La chasse aux gènes responsables de la masculinisation était lancée. Dans les années 1990, le gène SRY, pour "sexe region Y" fut découvert. Son expression permet la différenciation d'un amas de cellules, les crêtes génitales, en testicules, au cours de la septième semaine embryonnaire. Lorsqu'il fait défaut, les crêtes génitales donnent naissance aux ovaires. On a ainsi longtemps considéré le chromosome Y comme le chromosome "masculinisant", par rapport à un sexe féminin "par défaut". Mais le chromosome Y a perdu de sa superbe : on a, depuis, découvert des gènes, sur le chromosome X, qui inhibent l'expression des gènes masculinisants.
En outre, cet "avorton" ne serait qu'un X dégénéré. Il y a quelque 200 millions d'années, X et Y n'étaient rien d'autre qu'une paire banale de chromosomes ; le sexe était alors sûrement déterminé, lors de la gestation, par l'environnement, comme chez les tortues où les oeufs donnent des mâles si la température externe est inférieure à un certain niveau, et des femelles dans le cas contraire. Une mutation serait alors apparue sur un des chromosomes, donnant naissance au gène SRY. Les deux chromosomes auraient ensuite évolué de façon séparée.
C'est là que la dégénérescence a commencé. Chaque chromosome normal d'une paire peut échanger du matériel génétique avec l'autre lors de la division cellulaire, et cet échange permet de "réparer" des mutations. Mais X et Y ne le peuvent quasiment pas. Donc lorsqu'une mutation survient sur Y, le gène, inutilisable, est perdu. Au contraire, si elle survient sur X, le gène peut être sauvé par échange de matériel entre les deux chromosomes X, chez la femme. X s'est donc maintenu au cours de l'évolution, contrairement au Y qui a perdu la moitié de ses gènes.
Si Y ne peut pas échanger de matériel génétique avec le X, il peut en échanger avec lui-même. A cause des palindromes, il arrive qu'il se forme un chromosome Y géant, susceptible de se casser pour former deux chromosomes pas toujours fonctionnels. En fonction de l'état du gène SRY, la personne peut avoir un sexe masculin ou féminin, et parfois même hybride : si, au cours d'une division, le chromosome se casse et qu'une cellule fille emmène un SRY fonctionnel, et l'autre pas, le patient peut avoir une gonade mâle et une gonade femelle ! Alors Y, responsable de tous les maux ? Des mutations de l'X engendrent aussi des maladies, essentiellement chez l'homme, puisque le Y apparié ne peut compenser ces anomalies.
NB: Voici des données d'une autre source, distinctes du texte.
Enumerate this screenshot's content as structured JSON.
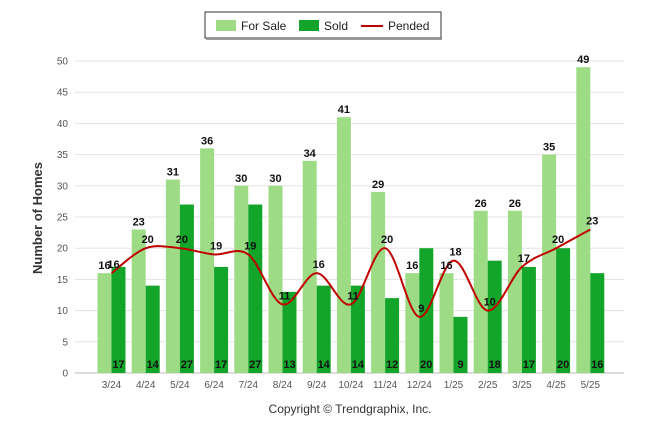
{
  "chart_data": {
    "type": "bar",
    "title": "",
    "xlabel": "",
    "ylabel": "Number of Homes",
    "ylim": [
      0,
      50
    ],
    "yticks": [
      0,
      5,
      10,
      15,
      20,
      25,
      30,
      35,
      40,
      45,
      50
    ],
    "grid": true,
    "legend": "top-center",
    "categories": [
      "3/24",
      "4/24",
      "5/24",
      "6/24",
      "7/24",
      "8/24",
      "9/24",
      "10/24",
      "11/24",
      "12/24",
      "1/25",
      "2/25",
      "3/25",
      "4/25",
      "5/25"
    ],
    "series": [
      {
        "name": "For Sale",
        "type": "bar",
        "color": "#9ddc84",
        "values": [
          16,
          23,
          31,
          36,
          30,
          30,
          34,
          41,
          29,
          16,
          16,
          26,
          26,
          35,
          49
        ]
      },
      {
        "name": "Sold",
        "type": "bar",
        "color": "#13a52a",
        "values": [
          17,
          14,
          27,
          17,
          27,
          13,
          14,
          14,
          12,
          20,
          9,
          18,
          17,
          20,
          16
        ]
      },
      {
        "name": "Pended",
        "type": "line",
        "color": "#c00000",
        "values": [
          16,
          20,
          20,
          19,
          19,
          11,
          16,
          11,
          20,
          9,
          18,
          10,
          17,
          20,
          23
        ]
      }
    ],
    "footer": "Copyright © Trendgraphix, Inc."
  }
}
Mais le Y présente bien des avantages pour étudier l'histoire humaine. Puisqu'il n'échange rien avec X, un garçon possède la copie exacte du chromosome Y de son père. On peut donc suivre de proche en proche la filiation entre individus mâles. C'est notamment cette propriété qui a permis de consolider l'hypothèse de l'origine africaine de l'homme moderne, Homo sapiens. Dans le même esprit, une étude, publiée dans PloS Biology le 19 janvier, s'est intéressée à l'origine de l'agriculture en Europe il y a dix mille ans. Serait-elle née de la migration de fermiers du Proche-Orient, ou d'un simple transfert de technologie aux chasseurs-cueilleurs qui habitaient nos régions ? Le Y est formel : sa diversité ne peut provenir que de la migration de peuples du Proche-Orient, qui auraient eu plus de succès auprès des femmes que les hommes locaux !
Séquence conservée, mais sans cesse en mouvement, structure capitale mais cause de maladies, l'apanage des hommes est, en tout cas, une source fertile de révélations.